À l’occasion de ces circonstances délicates il convient de veiller à respecter les recommandations des protocoles sanitaires (mesures de confinement, etc). Il devra sans délai en informer sa hiérarchie et la collectivité territoriale concernée.

 

Quelles mesures d’urgence les directeurs d’école et les chefs d’établissement sont-ils conduits à prendre en cas d’accident sanitaire ?

 

Dès qu’une menace de contamination aura été déclarée, le maire et le chef d’établissement seront placés devant leur responsabilité d’urgence et n’hésiteront pas à procéder à la fermeture provisoire des locaux. Cette décision, prise dans des délais rapides, sera forcément mise à leur actif par les juges si leur responsabilité pénale venait à être engagée en raison de la mise en danger d’autrui.

 

Si un fonctionnaire de l’Éducation nationale est atteint par le virus dans l’exercice de son travail, bénéficiera-t-il d’une prise en charge au titre de la maladie professionnelle ?

 

Nous l’espérons, même si les textes actuellement ne le prévoient pas ; cependant ce débat a émergé à la suite des déclarations du ministre des Solidarités et de la Santé du 23 mars qui a précisé : « pour tous les soignants qui tombent malades, le coronavirus sera reconnu comme maladie professionnelle. »

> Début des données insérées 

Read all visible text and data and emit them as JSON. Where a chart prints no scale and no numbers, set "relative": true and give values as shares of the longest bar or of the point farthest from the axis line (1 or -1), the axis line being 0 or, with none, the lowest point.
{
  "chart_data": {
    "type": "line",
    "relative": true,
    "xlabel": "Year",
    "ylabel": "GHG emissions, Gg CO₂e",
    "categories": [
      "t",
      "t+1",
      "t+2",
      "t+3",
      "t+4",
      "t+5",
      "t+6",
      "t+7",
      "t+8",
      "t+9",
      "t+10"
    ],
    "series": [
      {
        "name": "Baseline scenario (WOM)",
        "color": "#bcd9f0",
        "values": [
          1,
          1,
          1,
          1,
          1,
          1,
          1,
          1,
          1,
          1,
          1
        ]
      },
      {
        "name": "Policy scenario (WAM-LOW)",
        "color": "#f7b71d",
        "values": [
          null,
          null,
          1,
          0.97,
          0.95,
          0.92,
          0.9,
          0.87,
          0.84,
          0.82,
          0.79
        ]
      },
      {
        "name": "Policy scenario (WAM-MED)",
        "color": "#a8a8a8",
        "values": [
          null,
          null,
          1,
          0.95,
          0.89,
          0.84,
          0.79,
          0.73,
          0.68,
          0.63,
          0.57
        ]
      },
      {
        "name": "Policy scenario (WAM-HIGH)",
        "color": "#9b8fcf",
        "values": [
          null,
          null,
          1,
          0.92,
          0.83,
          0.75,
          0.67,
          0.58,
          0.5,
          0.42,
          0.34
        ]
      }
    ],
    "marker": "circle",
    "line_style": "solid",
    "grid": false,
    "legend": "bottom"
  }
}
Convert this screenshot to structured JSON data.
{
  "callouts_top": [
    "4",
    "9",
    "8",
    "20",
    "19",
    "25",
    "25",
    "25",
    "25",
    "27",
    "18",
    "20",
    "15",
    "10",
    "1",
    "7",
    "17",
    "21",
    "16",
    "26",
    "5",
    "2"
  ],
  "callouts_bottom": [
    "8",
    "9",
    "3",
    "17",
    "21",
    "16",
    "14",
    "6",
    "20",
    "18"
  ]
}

À la suite de ces déclarations, les organisations syndicales notamment se montrent très actives auprès des pouvoirs publics pour que cette maladie professionnelle soit prise également en charge en faveur des fonctionnaires de l’Éducation nationale.

Il faut rappeler que la qualité de pupille de la nation vient d’être reconnue aux enfants des victimes du virus.

Enfin, l’idée de la création d’un fonds destiné à indemniser les victimes de façon simple et rapide fait son chemin. Il pourrait bénéficier aux salariés du privé, aux fonctionnaires et aux bénévoles qui ont apporté leur aide dans la lutte contre la pandémie.

 

Des personnels peuvent-ils refuser de reprendre les cours en présentiel au motif de leur propre état de santé dit « à risque » ?

 

Un médecin doit être consulté et il pourra accompagner le fonctionnaire en établissant un certificat médical permettant d’acter l’état de santé.

L’entrée dans les dispositifs qui seront encore en vigueur au moment de ces constats pourrait le cas échéant être mise en place, comme la poursuite du télétravail. Ces dispositions seront à convenir avec les autorités académiques en regard des dispositions gouvernementales.

 

Pourquoi pensez-vous que les élus comme les chefs d’établissement seront, durant cette période de crise, dans la même « chambrée » en matière de responsabilité pénale ?

 

Leurs missions et responsabilités sont différentes et les chefs d’établissement comme les directeurs d’école ont même le devoir d’interpeller, avec le soutien de leur administration, les élus et leur collectivité si leurs obligations ne sont pas remplies.

Cependant, durant cette période de crise sanitaire, ils auront à rechercher en permanence une collaboration dans l’intérêt de la santé et de la sécurité des personnes qu’ils ont à charge.

Paradoxalement leurs responsabilités pénales, même avec la loi Fauchon amendée, seront similaires, d’où l’image qu’ils se trouvent alors dans la même « chambrée ».